If $y = x^{2}e^{x},$ then value of $y_{n}$ is

• A. $\{ x^{2} - 2nx + n(n - 1)\} e^{x}$
• B. $\{ x^{2} + 2nx + n(n - 1)\} e^{x}$
• C. $\{ x^{2} + 2nx - n(n - 1)\} e^{x}$
• D. None of these

Answer 1

Answer: (B)

$\{ x^{2} + 2nx + n(n - 1)\} e^{x}$

Answer 2

Applying Leibnitz’s theorem by taking $x^{2}$ as second function.

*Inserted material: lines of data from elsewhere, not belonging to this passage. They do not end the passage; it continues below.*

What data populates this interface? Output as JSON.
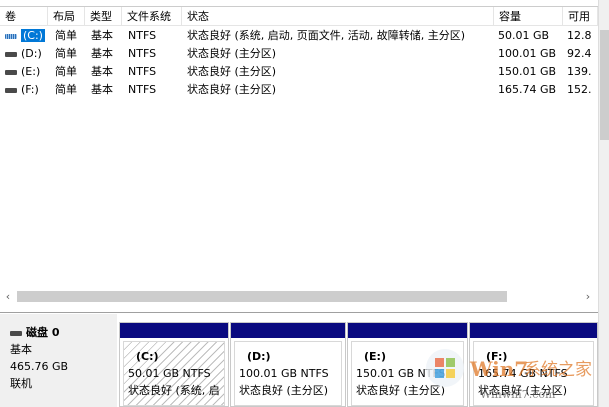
{
  "columns": [
    "卷",
    "布局",
    "类型",
    "文件系统",
    "状态",
    "容量",
    "可用"
  ],
  "volumes": [
    {
      "name": "(C:)",
      "layout": "简单",
      "type": "基本",
      "fs": "NTFS",
      "status": "状态良好 (系统, 启动, 页面文件, 活动, 故障转储, 主分区)",
      "capacity": "50.01 GB",
      "free": "12.8"
    },
    {
      "name": "(D:)",
      "layout": "简单",
      "type": "基本",
      "fs": "NTFS",
      "status": "状态良好 (主分区)",
      "capacity": "100.01 GB",
      "free": "92.4"
    },
    {
      "name": "(E:)",
      "layout": "简单",
      "type": "基本",
      "fs": "NTFS",
      "status": "状态良好 (主分区)",
      "capacity": "150.01 GB",
      "free": "139."
    },
    {
      "name": "(F:)",
      "layout": "简单",
      "type": "基本",
      "fs": "NTFS",
      "status": "状态良好 (主分区)",
      "capacity": "165.74 GB",
      "free": "152."
    }
  ],
  "disk": {
    "name": "磁盘 0",
    "type": "基本",
    "size": "465.76 GB",
    "state": "联机"
  },
  "partitions": [
    {
      "label": "(C:)",
      "size": "50.01 GB NTFS",
      "status": "状态良好 (系统, 启"
    },
    {
      "label": "(D:)",
      "size": "100.01 GB NTFS",
      "status": "状态良好 (主分区)"
    },
    {
      "label": "(E:)",
      "size": "150.01 GB NTFS",
      "status": "状态良好 (主分区)"
    },
    {
      "label": "(F:)",
      "size": "165.74 GB NTFS",
      "status": "状态良好 (主分区)"
    }
  ],
  "scroll": {
    "left": "‹",
    "right": "›"
  },
  "watermark": {
    "text": "Win7系统之家",
    "url": "Winwin7.com"
  }
}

We get , $D^{n}y = D^{n}(e^{x}.x^{2})$

= $nC_{0}D^{n}(e^{x})x^{2} +^{n} ⥂ C_{1}D^{n - 1}(e^{x}).D(x^{2}) +^{n} ⥂ C_{2}D^{n - 2}(e^{x}).D^{2}(x^{2}) + ...........$= $e^{x}.x^{2} + ne^{x}.2x + \frac{n(n - 1)}{2!}e^{x}.2 + 0 + 0 + ..........$

$y_{n} = \{ x^{2} + 2nx + n(n - 1)\} e^{x}$.